5. The record contains no evidence as to other services that might be available in Cyprus outside of Limassol, including in the capital city of Nicosia. There are only Elizabeth's statements that she had “never come across a child psychologist” during her time in Cyprus and that there were no mental health programs in the private schools in which she worked as a teacher.
6. It is not at all clear why the family would be motivated to deny psychological services if N.C. were in need of them.
7. The court further explained:In other words, at one end of the spectrum are those situations where repatriation might cause inconvenience or hardship, eliminate certain educational or economic opportunities, or not comport with the child's preferences; at the other end of the spectrum are those situations in which the child faces a real risk of being hurt, physically or psychologically, as a result of repatriation. The former do not constitute a grave risk of harm under Article 13(b); the latter do.Blondin v. Dubois, 238 F.3d 153, 162 (2d Cir.2001).
8. The district court made these findings having credited all of Elizabeth's testimony. But the court noted that both Elizabeth and Savvas lacked credibility in certain respects. The record also reflects that Elizabeth did not consider herself a victim of domestic abuse while in Cyprus and that she did not seek protection under Cyprus's domestic abuse laws. We do not enter the parties' dispute over the effectiveness of such laws.

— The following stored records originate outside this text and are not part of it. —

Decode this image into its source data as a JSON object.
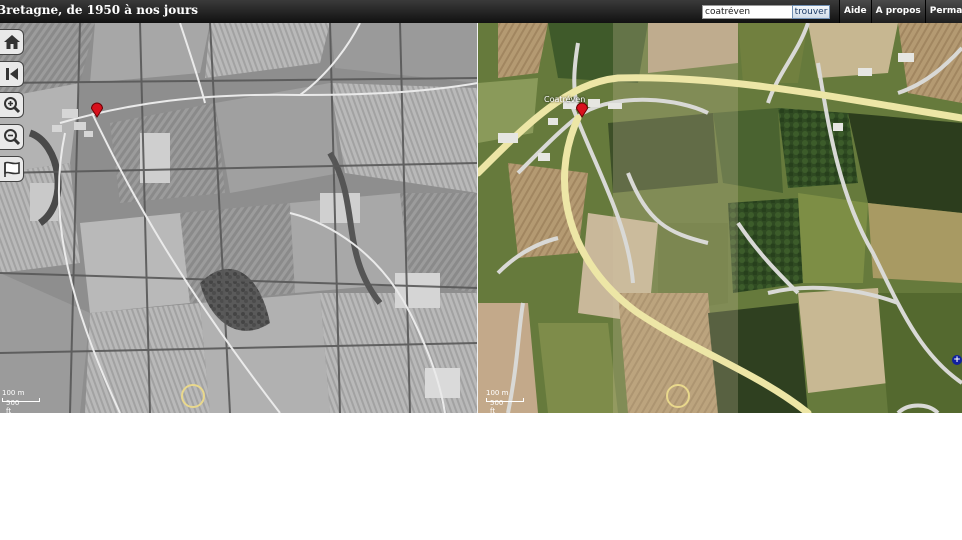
{
  "header": {
    "title": "Bretagne, de 1950 à nos jours",
    "search_value": "coatréven",
    "search_button": "trouver",
    "menu": [
      "Aide",
      "A propos",
      "Permalien"
    ]
  },
  "map_left": {
    "scale_label": "100 m",
    "scale_label_2": "500 ft"
  },
  "map_right": {
    "place_label": "Coatréven",
    "scale_label": "100 m",
    "scale_label_2": "500 ft"
  },
  "nav_tools": [
    "home-icon",
    "back-icon",
    "zoom-in-icon",
    "zoom-out-icon",
    "layers-icon"
  ],
  "colors": {
    "marker": "#d8101c",
    "road": "#ede6a6",
    "locator": "#e9d88c",
    "expand": "#1020a0"
  }
}
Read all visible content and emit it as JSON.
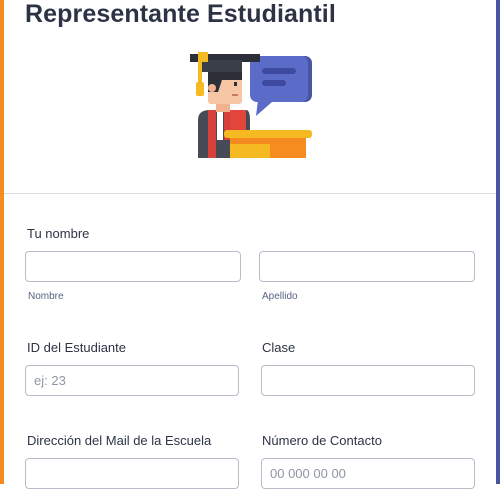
{
  "colors": {
    "left_edge": "#f68b1f",
    "right_edge": "#4a55a2"
  },
  "form": {
    "title": "Representante Estudiantil",
    "illustration_icon": "graduate-student-speech-bubble-icon",
    "name": {
      "label": "Tu nombre",
      "first": {
        "value": "",
        "placeholder": "",
        "sublabel": "Nombre"
      },
      "last": {
        "value": "",
        "placeholder": "",
        "sublabel": "Apellido"
      }
    },
    "student_id": {
      "label": "ID del Estudiante",
      "value": "",
      "placeholder": "ej: 23"
    },
    "class": {
      "label": "Clase",
      "value": "",
      "placeholder": ""
    },
    "school_email": {
      "label": "Dirección del Mail de la Escuela",
      "value": "",
      "placeholder": ""
    },
    "contact_number": {
      "label": "Número de Contacto",
      "value": "",
      "placeholder": "00 000 00 00"
    }
  }
}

9. There were inconsistencies between Elizabeth's testimony about her treatment by Savvas and her characterizations of him in an email dated March 8, 2010, an email Elizabeth testified was a mere exercise suggested by a marriage counselor they saw in Cyprus. Among other things in the e-mail, she said to him, “You treat me very well,” and “I can feel safe with you,” and “I know you will never hurt me.” She also said, “Whenever I ask for help, you are always there for me.” As to the children and their father she said, “You are wonderfully connected to your children and you are very involved in their lives and upbringing,” and “You are such a gentle and kind and loving father.”
10. Elizabeth admitted that in fact her relationship with N.C. in Cyprus was not as close as Savvas's relationship with N.C.